Come up with a long term plan. Do not do it in your head, write it down and stick to it. There are many different training programs out there, and most work, the trick is figuring out which works best for you. There is Reactive Training Systems (RTS), Sheiko, the Cube Method, Smolov, and many more. Do some research, and make an educated decision as to which you are going to do for the next several months, and evaluate your findings until you find what works best for you. What is important is that you get a plan or program that has long term training that is thought out, mapped out, and carried out. The third part relies on you. Have the discipline to follow the program, and trust in the methodology. Some programs require working off percentages of set maxes, others use RPEs (rating of perceived exertion) or various other ways of gauging intensity, but regardless of what is used, be honest with yourself and be disciplined enough to carry out what is programmed. Many of these programs have spreadsheets that can be found online, or if it is within your financial means, some of the creators of these programs offer personalized training specifically for you. Either way programming is readily available, but it is up to you to take the time to research, select, and implement a plan. I would not suggest trying to write your own plan unless you are thoroughly educated (not necessarily formally) in exercise physiology or a related field, and have a foundation and understanding of the concepts integral to strength training. Even the best powerlifters in the world follow programming set by the methods mentioned above, or from other qualified professionals.
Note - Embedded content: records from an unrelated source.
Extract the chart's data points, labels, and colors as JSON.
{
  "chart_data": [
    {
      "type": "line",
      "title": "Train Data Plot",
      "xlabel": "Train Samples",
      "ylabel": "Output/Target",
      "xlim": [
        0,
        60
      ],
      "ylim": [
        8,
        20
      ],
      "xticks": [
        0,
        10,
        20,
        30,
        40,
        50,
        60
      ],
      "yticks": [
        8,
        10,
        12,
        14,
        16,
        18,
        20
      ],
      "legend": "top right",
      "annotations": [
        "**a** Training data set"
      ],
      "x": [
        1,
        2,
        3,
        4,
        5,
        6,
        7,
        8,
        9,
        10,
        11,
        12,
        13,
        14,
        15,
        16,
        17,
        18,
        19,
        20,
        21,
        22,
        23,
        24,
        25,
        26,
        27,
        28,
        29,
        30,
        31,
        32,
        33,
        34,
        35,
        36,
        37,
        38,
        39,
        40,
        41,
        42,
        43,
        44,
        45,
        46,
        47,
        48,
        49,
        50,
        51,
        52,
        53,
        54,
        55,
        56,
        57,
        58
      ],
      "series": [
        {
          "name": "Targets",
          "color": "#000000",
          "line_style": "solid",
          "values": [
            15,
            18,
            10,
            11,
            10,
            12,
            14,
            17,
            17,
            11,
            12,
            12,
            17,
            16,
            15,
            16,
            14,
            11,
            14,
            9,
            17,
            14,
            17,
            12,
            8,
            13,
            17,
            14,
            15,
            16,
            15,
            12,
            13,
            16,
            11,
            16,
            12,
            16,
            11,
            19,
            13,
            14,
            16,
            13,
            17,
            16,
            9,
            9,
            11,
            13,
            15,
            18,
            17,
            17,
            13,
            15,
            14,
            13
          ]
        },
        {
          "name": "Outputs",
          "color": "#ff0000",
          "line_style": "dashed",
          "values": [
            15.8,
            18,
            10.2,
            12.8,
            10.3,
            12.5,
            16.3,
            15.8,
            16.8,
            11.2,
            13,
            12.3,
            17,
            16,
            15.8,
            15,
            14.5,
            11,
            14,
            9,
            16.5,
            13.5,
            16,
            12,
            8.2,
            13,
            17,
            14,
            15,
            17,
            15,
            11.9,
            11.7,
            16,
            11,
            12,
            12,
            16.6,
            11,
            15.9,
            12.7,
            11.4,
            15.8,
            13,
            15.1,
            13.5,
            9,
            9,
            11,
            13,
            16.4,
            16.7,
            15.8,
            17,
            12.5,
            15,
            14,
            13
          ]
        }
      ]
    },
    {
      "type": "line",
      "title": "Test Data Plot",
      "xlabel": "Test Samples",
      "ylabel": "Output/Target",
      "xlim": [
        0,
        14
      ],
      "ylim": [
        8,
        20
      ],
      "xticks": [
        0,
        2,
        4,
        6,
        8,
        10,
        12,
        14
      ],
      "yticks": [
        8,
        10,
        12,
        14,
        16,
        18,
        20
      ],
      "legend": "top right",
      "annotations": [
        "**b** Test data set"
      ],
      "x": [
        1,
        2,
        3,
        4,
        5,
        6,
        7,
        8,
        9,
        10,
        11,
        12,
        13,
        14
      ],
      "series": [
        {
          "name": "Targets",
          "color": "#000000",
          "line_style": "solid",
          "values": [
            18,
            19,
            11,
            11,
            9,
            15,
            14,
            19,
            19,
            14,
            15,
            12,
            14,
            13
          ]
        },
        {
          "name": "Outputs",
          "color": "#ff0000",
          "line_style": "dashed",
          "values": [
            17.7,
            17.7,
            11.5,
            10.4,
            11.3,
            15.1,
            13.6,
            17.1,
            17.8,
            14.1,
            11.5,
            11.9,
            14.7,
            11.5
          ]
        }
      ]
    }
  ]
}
Make 2014 your best year of lifting yet. Take the effort to plan things out over the course of the several months leading to your next competition and see the difference. Eventually there becomes a point where showing up to the gym and lifting what you feel like that day is not enough. Ditch the randomness that is associated with day to day lifting, and get a game plan together.

Merry Christmas and a Happy New Year to all of you. I hope everyone has had a blessed holiday season, and I pray blessings and gains for 2014!

“A goal without a plan is just a wish.”